江戸時代から続くその伝統技法を守る職人が今もこの町にいる。「中屋雄造正直なかやゆうぞうまさなお」の屋号を引き継ぐ粕谷 實さん、雄治さん親子。雄治さんで三代目となる船鋸職人の家系だ。ここでつくられた「房州船鋸ぼうしゅうふなのこ」は、日本国内はもとより海外でもその名が知れ渡っていた。

「戦前は遠く南方や台湾からも電報で注文がきた。そりゃ、忙しかったですねえ」。今年82歳になる實さんは古い台帳を取り出して、懐かしそうに振り返る。サイパン、ヤップ、高雄……。日本の港町に混じって海外の地名もある。粕谷さんの作業所の壁には今も各地から送られてきた船鋸の木型が掛けられている。

1970年代以降、鉄鋼製の大型漁船が主流となり、日本ではすでに木造船の製造が絶えて久しい。従って現在では船鋸の生産も行われていないが、日本で唯一、今でも船鋸をつくることができるのは、鴨川の粕谷親子だけだ。

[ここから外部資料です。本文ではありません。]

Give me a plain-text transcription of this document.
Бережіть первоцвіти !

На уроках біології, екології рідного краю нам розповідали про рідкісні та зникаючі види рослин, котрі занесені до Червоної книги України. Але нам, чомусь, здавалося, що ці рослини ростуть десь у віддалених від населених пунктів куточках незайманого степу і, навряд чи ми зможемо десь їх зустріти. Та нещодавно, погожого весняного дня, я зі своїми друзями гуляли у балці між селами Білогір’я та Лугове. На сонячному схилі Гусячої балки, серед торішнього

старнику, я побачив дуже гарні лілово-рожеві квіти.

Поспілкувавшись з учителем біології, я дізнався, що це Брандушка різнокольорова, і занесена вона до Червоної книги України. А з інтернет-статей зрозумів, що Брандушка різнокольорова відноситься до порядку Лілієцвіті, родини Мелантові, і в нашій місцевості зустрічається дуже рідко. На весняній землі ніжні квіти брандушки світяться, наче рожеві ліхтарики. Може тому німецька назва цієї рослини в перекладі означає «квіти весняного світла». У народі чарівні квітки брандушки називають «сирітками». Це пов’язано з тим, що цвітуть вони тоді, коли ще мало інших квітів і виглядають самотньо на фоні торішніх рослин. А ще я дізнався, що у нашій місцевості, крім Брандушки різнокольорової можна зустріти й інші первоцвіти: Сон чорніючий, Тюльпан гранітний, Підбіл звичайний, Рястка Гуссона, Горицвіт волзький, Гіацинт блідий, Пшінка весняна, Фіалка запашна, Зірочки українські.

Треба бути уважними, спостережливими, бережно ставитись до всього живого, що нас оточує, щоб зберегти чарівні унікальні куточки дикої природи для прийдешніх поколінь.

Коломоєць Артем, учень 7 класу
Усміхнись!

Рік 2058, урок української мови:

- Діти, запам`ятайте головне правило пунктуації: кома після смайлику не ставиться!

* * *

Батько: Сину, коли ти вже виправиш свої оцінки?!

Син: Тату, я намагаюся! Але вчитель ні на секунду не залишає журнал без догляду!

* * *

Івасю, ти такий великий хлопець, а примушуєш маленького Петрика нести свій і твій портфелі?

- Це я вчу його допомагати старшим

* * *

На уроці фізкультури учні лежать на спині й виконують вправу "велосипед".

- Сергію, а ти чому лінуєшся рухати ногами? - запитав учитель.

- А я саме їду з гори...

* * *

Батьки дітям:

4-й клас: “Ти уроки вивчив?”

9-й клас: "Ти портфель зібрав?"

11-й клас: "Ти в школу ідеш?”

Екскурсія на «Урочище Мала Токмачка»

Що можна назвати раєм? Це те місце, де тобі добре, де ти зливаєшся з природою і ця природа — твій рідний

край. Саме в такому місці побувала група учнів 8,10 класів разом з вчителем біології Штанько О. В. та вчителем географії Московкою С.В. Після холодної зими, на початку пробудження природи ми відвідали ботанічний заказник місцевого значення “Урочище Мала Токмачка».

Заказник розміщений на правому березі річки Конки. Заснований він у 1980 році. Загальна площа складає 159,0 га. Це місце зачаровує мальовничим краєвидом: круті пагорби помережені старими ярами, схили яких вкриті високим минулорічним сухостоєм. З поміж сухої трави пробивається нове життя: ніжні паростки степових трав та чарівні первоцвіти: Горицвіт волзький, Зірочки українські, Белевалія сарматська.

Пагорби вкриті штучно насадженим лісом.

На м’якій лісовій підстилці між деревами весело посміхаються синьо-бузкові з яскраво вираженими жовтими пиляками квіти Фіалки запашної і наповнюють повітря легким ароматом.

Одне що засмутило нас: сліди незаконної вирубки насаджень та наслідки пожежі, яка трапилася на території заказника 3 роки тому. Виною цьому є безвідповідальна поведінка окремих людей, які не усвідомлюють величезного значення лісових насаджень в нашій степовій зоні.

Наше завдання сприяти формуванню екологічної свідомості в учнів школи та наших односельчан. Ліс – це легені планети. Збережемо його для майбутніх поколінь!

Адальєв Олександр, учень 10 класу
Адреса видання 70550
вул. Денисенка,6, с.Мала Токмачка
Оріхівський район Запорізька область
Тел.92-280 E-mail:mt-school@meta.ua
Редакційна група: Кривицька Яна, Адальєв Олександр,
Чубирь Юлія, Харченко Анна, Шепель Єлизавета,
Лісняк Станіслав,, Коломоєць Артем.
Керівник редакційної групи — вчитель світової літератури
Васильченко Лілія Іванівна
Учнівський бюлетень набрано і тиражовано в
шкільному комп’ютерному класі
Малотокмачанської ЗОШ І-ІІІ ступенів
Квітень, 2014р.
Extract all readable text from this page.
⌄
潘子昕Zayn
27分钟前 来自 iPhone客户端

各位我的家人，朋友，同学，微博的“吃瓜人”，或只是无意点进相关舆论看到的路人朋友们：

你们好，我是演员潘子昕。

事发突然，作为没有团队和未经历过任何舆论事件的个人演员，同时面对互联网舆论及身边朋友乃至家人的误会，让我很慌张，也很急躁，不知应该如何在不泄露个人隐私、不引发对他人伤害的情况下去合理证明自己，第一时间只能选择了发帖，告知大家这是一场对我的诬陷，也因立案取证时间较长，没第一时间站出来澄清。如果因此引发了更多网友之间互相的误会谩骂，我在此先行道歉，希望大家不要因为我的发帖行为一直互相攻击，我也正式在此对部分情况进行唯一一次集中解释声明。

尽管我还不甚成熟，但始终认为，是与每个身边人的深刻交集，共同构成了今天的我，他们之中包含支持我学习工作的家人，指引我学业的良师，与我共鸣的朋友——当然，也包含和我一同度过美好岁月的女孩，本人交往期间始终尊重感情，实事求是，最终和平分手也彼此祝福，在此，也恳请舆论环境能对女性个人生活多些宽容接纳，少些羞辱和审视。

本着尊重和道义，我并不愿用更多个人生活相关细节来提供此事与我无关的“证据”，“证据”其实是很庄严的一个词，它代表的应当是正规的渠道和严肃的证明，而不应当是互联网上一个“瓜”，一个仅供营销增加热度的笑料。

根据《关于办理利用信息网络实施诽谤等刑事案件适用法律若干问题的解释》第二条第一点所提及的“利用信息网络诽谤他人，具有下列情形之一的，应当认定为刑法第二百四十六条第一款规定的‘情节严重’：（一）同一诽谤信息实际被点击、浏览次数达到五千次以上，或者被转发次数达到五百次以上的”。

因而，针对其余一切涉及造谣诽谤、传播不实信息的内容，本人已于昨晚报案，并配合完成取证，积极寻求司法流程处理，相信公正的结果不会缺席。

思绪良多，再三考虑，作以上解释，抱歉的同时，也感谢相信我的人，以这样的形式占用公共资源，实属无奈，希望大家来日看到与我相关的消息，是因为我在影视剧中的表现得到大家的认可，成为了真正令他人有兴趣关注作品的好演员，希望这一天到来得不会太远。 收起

伝統的な船鋸の製造技術は現在、盆栽用、竹引用、生花用、木彫用など様々な鋸に引き継がれている。これらの鋸は「房州鋸ぼうしゅうのこ」として、千葉県の伝統的工芸品の指定を受け、全国のデパートで開催される物産展でも人気が高い。「船鋸と全く同じ技術でつくっていますから、十年は切れ味が落ちません」(雄治さん)。全国の職人や愛好家からオーダーメイドの注文が引きも切らない。

房州鋸の材料は日本刀にも使用される玉鋼(安来鋼やすきはがね)。中でも不純物の極めて少ない「白紙しろがみ」と呼ばれる炭素鋼が用いられる。「木造船には樫やケヤキなど硬くて腐食しにくい木材が使われたので、硬い鋸でなければ切れなかったのです」(雄治さん)。

まず板状の鋼を鋸の形に切り、それを松炭で燃やした小さな炉の中で熱し、叩く。硬さと切れ、そして粘りを出すためにもっとも大切なのが「焼入れ」の工程だ。ある程度形の整った鋸を700〜800度の火の中に入れ、「全体が小豆色に赤く染まったら」取り出すのだが、その色加減を判断するのがもっとも難しく、長年の勘と経験が要求される。この時、少しでも赤くなりすぎると、硬くなり過ぎて「歯割れ」を起こしてしまう。微妙な鋼の色加減を見るために、焼入れ作業は通常、夜間に行う。

「もっとも硬い船鋸の技術があれば、どんな鋸にも応用できる」という雄治さん。伝統に裏打ちされた高度な技の結晶が新たな製品を生み出していく。
材料の安来鋼。「焼入れ」の際の温度調整が極めて難しい



熱した鋼を叩く粕谷雄治さん



船鋸の木型。船大工は自分のオリジナルの鋸を持っていた



「第五福竜丸」。現在に残る貴重な大型木造船でもある

■1954年に米国の水爆実験で被爆したマグロ漁船「第五福竜丸」。現在は東京・夢の島にある「都立第五福竜丸展示館」で保存・公開されているが、国内に唯一残る大型木造船として産業文化遺産的な価値も高い。第五福竜丸にも粕谷親子の手がけた房州船鋸が使われたという。当時は第五福竜丸のような木造船が日本の遠洋漁業の主役だった。「伝統ある船鋸の技術も残念ながら私の代で最後になりそうです」と話す雄治さん。木造船や船鋸といった日本古来の産業技術が失われていくのは時代の流れとはいえ忍びない。